Le régulateur américain sévit à nouveau contre le secteur de l’audit
Les tentatives de contournement de l’embargo américain refont parler d’elles. PricewaterhouseCoopers (PwC) est cette fois sanctionné pour avoir manipulé le rapport antiblanchiment établi pour Bank of Tokyo-Mitsubishi UFJ et qui était destiné aux régulateurs américains.
Le Département des services financiers de l’Etat de New York, dirigé par Benjamin Lawsky, a publié hier les termes de l’accord scellé avec le cabinet d’audit. PwC doit s’acquitter d’une amende de 25 millions de dollars et il ne pourra exercer ses activités de conseil pendant deux ans auprès des banques supervisées à New York. En outre, la société devra prendre une série de mesures internes pour prévenir les conflits d’intérêts.
Selon les régulateurs, PwC aurait, dans son rapport d’audit, volontairement sous-estimé les relations de Bank of Tokyo-Mitsubishi avec les pays sous embargo américain, notamment l’Iran et le Soudan, sous la pression de son client. Les informations falsifiées concernaient des transferts d’argent d’une valeur de 100 millions de dollars, mis à jour par les auditeurs de PwC entre juin 2007 et mai 2008. L’établissement japonais s’était d’ailleurs résigné en juin 2013 à payer 250 millions.

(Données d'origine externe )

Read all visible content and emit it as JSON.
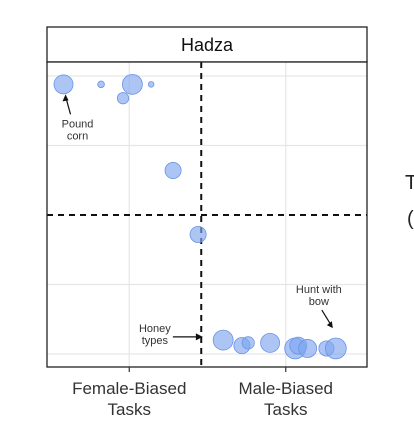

«Cette affaire concerne une mission unique réalisée il y a plus de six ans, dans laquelle PwC a identifié les transactions pertinentes qui étaient transmises aux régulateurs par le client de PwC. Le rapport détaillé de PwC révèle également les éléments pertinents qu’il a appris au cours de ses recherches», répond Miles Everson, l’avocat du cabinet.
Cette sanction s’inscrit dans une série d’enquêtes menée par le régulateur sur les pratiques des cabinets d’audit. «Nous continuons à mettre en évidence des conduites répréhensibles ou des tentatives d’influence inacceptables dans le conseil au secteur bancaire. En tant que régulateur, sans doute devrions-nous regarder les choses en face et nous demander si nous faisons assez pour déceler et enquêter sur cet enchevêtrement troublant de conflits d’intérêts. Lorsque les dirigeants d’une banque font pression sur un consultant pour édulcorer un rapport censé être objectif destiné aux régulateurs (et que le consultant obtempère), cela affecte le cœur de notre système de supervision», explique Benjamin Lawsky.
L’année dernière, Deloitte avait accepté de payer 10 millions de dollars et une interdiction d’exercer d’un an avec les banques régulées à New York pour avoir manipulé ses audits antiblanchiment réalisés pour Standard Chartered.